Earlier today, during a mass audience with students of the Jesuit schools in Italy and Albania, the Pope proceeded to make more news than was expected for the encounter by ditching his prepared text in favor of answering impromptu questions posed by some of the 7,000 kids on-hand in the Nervi.
To be sure, the replies weren't exactly high policy discourses... on a summer Friday, though, it makes for fun watching – and in a modern papacy where symbolism is substance, a Pope's sudden upending of his handlers' arrangements to give off-the-cuff replies to unvetted questions is, whatever the context, still rather significant.
Given the volume of the exchanges, the nature of a pontiff who distinctively prefers to be actively heard than casually read – and, indeed, Francis' Ignatius-spurred exhortation today to break with the "conventional" – the following is video of the first part of the "conversation," with a primitive audio translation layered over.

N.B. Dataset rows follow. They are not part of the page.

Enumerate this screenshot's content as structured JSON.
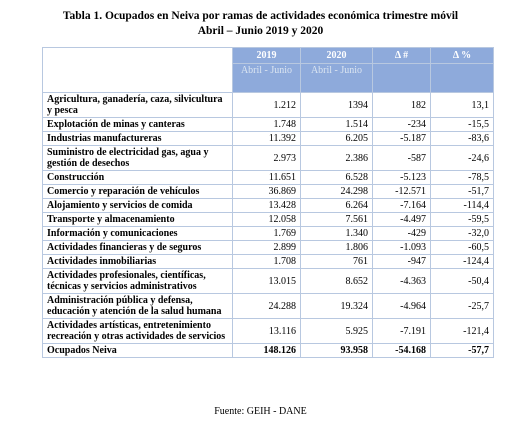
{
  "title": {
    "line1": "Tabla 1. Ocupados en Neiva por ramas de actividades económica trimestre móvil",
    "line2": "Abril – Junio 2019 y 2020"
  },
  "table": {
    "header": [
      "2019",
      "2020",
      "Δ #",
      "Δ %"
    ],
    "subheader": [
      "Abril - Junio",
      "Abril - Junio"
    ],
    "rows": [
      [
        "Agricultura, ganadería, caza, silvicultura y pesca",
        "1.212",
        "1394",
        "182",
        "13,1"
      ],
      [
        "Explotación de minas y canteras",
        "1.748",
        "1.514",
        "-234",
        "-15,5"
      ],
      [
        "Industrias manufactureras",
        "11.392",
        "6.205",
        "-5.187",
        "-83,6"
      ],
      [
        "Suministro de electricidad gas, agua y gestión de desechos",
        "2.973",
        "2.386",
        "-587",
        "-24,6"
      ],
      [
        "Construcción",
        "11.651",
        "6.528",
        "-5.123",
        "-78,5"
      ],
      [
        "Comercio y reparación de vehículos",
        "36.869",
        "24.298",
        "-12.571",
        "-51,7"
      ],
      [
        "Alojamiento y servicios de comida",
        "13.428",
        "6.264",
        "-7.164",
        "-114,4"
      ],
      [
        "Transporte y almacenamiento",
        "12.058",
        "7.561",
        "-4.497",
        "-59,5"
      ],
      [
        "Información y comunicaciones",
        "1.769",
        "1.340",
        "-429",
        "-32,0"
      ],
      [
        "Actividades financieras y de seguros",
        "2.899",
        "1.806",
        "-1.093",
        "-60,5"
      ],
      [
        "Actividades inmobiliarias",
        "1.708",
        "761",
        "-947",
        "-124,4"
      ],
      [
        "Actividades profesionales, científicas, técnicas y servicios administrativos",
        "13.015",
        "8.652",
        "-4.363",
        "-50,4"
      ],
      [
        "Administración pública y defensa, educación y atención de la salud humana",
        "24.288",
        "19.324",
        "-4.964",
        "-25,7"
      ],
      [
        "Actividades artísticas, entretenimiento recreación y otras actividades de servicios",
        "13.116",
        "5.925",
        "-7.191",
        "-121,4"
      ]
    ],
    "total": [
      "Ocupados Neiva",
      "148.126",
      "93.958",
      "-54.168",
      "-57,7"
    ]
  },
  "source": "Fuente: GEIH - DANE"
}
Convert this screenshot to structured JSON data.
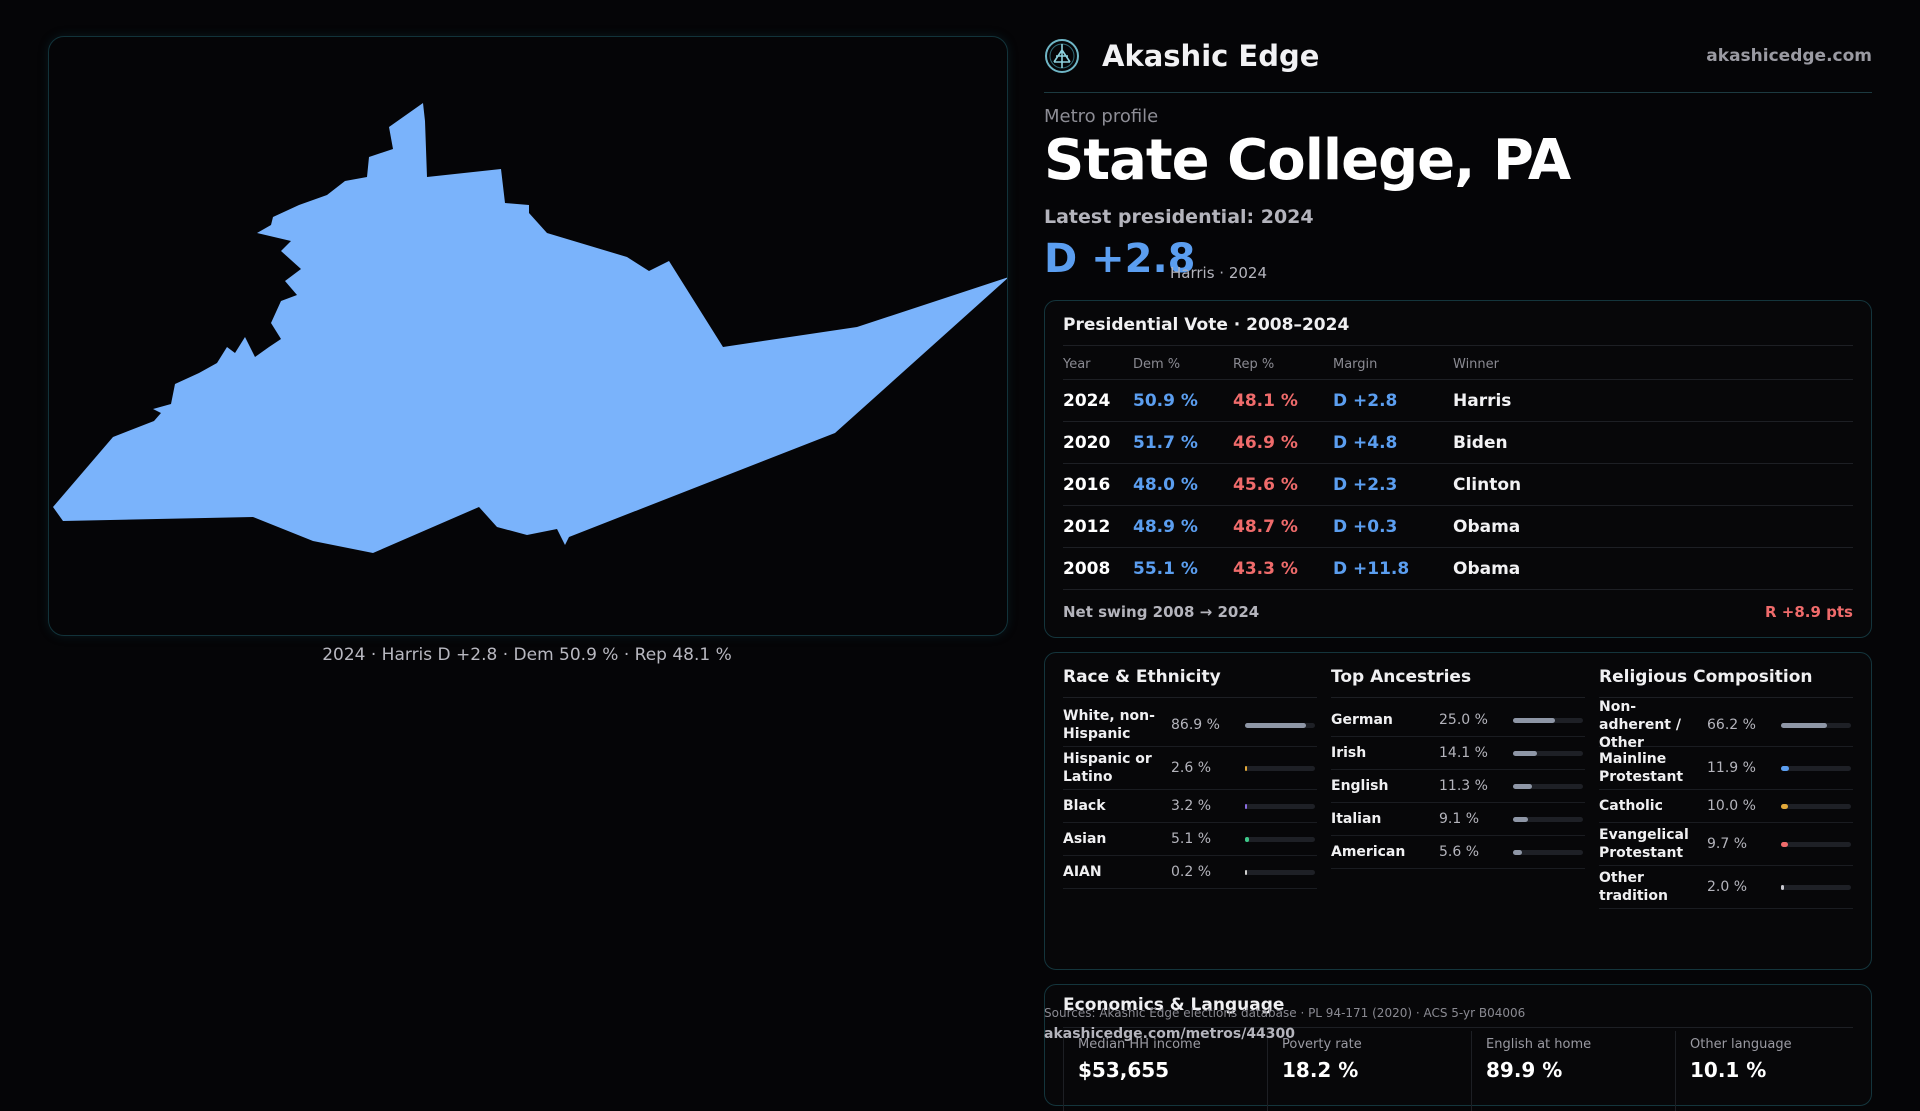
{
  "map": {
    "caption": "2024 · Harris D +2.8 · Dem 50.9 % · Rep 48.1 %",
    "fill_color": "#7ab3fb"
  },
  "brand": {
    "name": "Akashic Edge",
    "url": "akashicedge.com",
    "logo_icon": "tree-of-life-icon"
  },
  "metro": {
    "kicker": "Metro profile",
    "title": "State College, PA",
    "latest_label": "Latest presidential: 2024",
    "latest_margin": "D +2.8",
    "latest_sub": "Harris · 2024"
  },
  "presidential": {
    "title": "Presidential Vote · 2008–2024",
    "headers": [
      "Year",
      "Dem %",
      "Rep %",
      "Margin",
      "Winner"
    ],
    "rows": [
      {
        "year": "2024",
        "dem": "50.9 %",
        "rep": "48.1 %",
        "margin": "D +2.8",
        "winner": "Harris"
      },
      {
        "year": "2020",
        "dem": "51.7 %",
        "rep": "46.9 %",
        "margin": "D +4.8",
        "winner": "Biden"
      },
      {
        "year": "2016",
        "dem": "48.0 %",
        "rep": "45.6 %",
        "margin": "D +2.3",
        "winner": "Clinton"
      },
      {
        "year": "2012",
        "dem": "48.9 %",
        "rep": "48.7 %",
        "margin": "D +0.3",
        "winner": "Obama"
      },
      {
        "year": "2008",
        "dem": "55.1 %",
        "rep": "43.3 %",
        "margin": "D +11.8",
        "winner": "Obama"
      }
    ],
    "swing_label": "Net swing 2008 → 2024",
    "swing_value": "R +8.9 pts"
  },
  "race": {
    "title": "Race & Ethnicity",
    "items": [
      {
        "label": "White, non-Hispanic",
        "value": "86.9 %",
        "pct": 86.9,
        "color": "#8e96a6"
      },
      {
        "label": "Hispanic or Latino",
        "value": "2.6 %",
        "pct": 2.6,
        "color": "#e3a93a"
      },
      {
        "label": "Black",
        "value": "3.2 %",
        "pct": 3.2,
        "color": "#8a6de0"
      },
      {
        "label": "Asian",
        "value": "5.1 %",
        "pct": 5.1,
        "color": "#3ec98a"
      },
      {
        "label": "AIAN",
        "value": "0.2 %",
        "pct": 0.2,
        "color": "#d0d0d0"
      }
    ]
  },
  "ancestry": {
    "title": "Top Ancestries",
    "items": [
      {
        "label": "German",
        "value": "25.0 %",
        "pct": 25.0,
        "color": "#8e96a6"
      },
      {
        "label": "Irish",
        "value": "14.1 %",
        "pct": 14.1,
        "color": "#8e96a6"
      },
      {
        "label": "English",
        "value": "11.3 %",
        "pct": 11.3,
        "color": "#8e96a6"
      },
      {
        "label": "Italian",
        "value": "9.1 %",
        "pct": 9.1,
        "color": "#8e96a6"
      },
      {
        "label": "American",
        "value": "5.6 %",
        "pct": 5.6,
        "color": "#8e96a6"
      }
    ]
  },
  "religion": {
    "title": "Religious Composition",
    "items": [
      {
        "label": "Non-adherent / Other",
        "value": "66.2 %",
        "pct": 66.2,
        "color": "#8e96a6"
      },
      {
        "label": "Mainline Protestant",
        "value": "11.9 %",
        "pct": 11.9,
        "color": "#5b9ef0"
      },
      {
        "label": "Catholic",
        "value": "10.0 %",
        "pct": 10.0,
        "color": "#e3a93a"
      },
      {
        "label": "Evangelical Protestant",
        "value": "9.7 %",
        "pct": 9.7,
        "color": "#ef6b6b"
      },
      {
        "label": "Other tradition",
        "value": "2.0 %",
        "pct": 2.0,
        "color": "#c8c8d0"
      }
    ]
  },
  "economics": {
    "title": "Economics & Language",
    "stats": [
      {
        "label": "Median HH income",
        "value": "$53,655"
      },
      {
        "label": "Poverty rate",
        "value": "18.2 %"
      },
      {
        "label": "English at home",
        "value": "89.9 %"
      },
      {
        "label": "Other language",
        "value": "10.1 %"
      }
    ]
  },
  "footer": {
    "sources": "Sources: Akashic Edge elections database · PL 94-171 (2020) · ACS 5-yr B04006",
    "url": "akashicedge.com/metros/44300"
  }
}
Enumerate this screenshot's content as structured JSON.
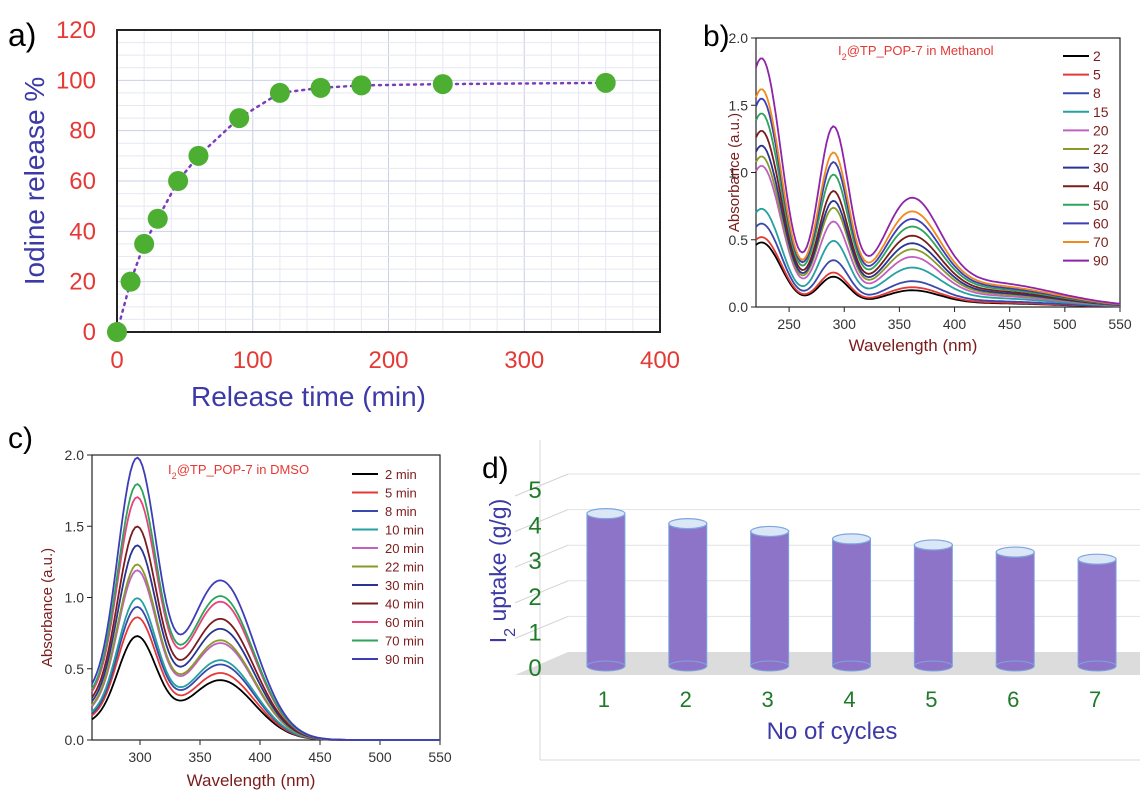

Even for the substance of the moment, kindly forgive the translator for the hiss on the low-tech mic... and for "breaking" at points:
...and, here, Part Two – touching on the first Jesuit Pope's boyhood discernment that led him to join the Society, and Francis' decision to shirk the Apostolic Palace and the papacy's perceived "riches" to ride the bus and take an apartment in the Domus Sancta Marthae, the Vatican guesthouse:
The rest will go up as it's duly plowed through and uploaded. That said, as it's rather daunting to fill in on the turf one's beloved countryman – another onetime Jesuit – occupied for a quarter-century on the global stage, the temptation's admittedly pretty strong to maintain tradition and do the rest in Foley voce.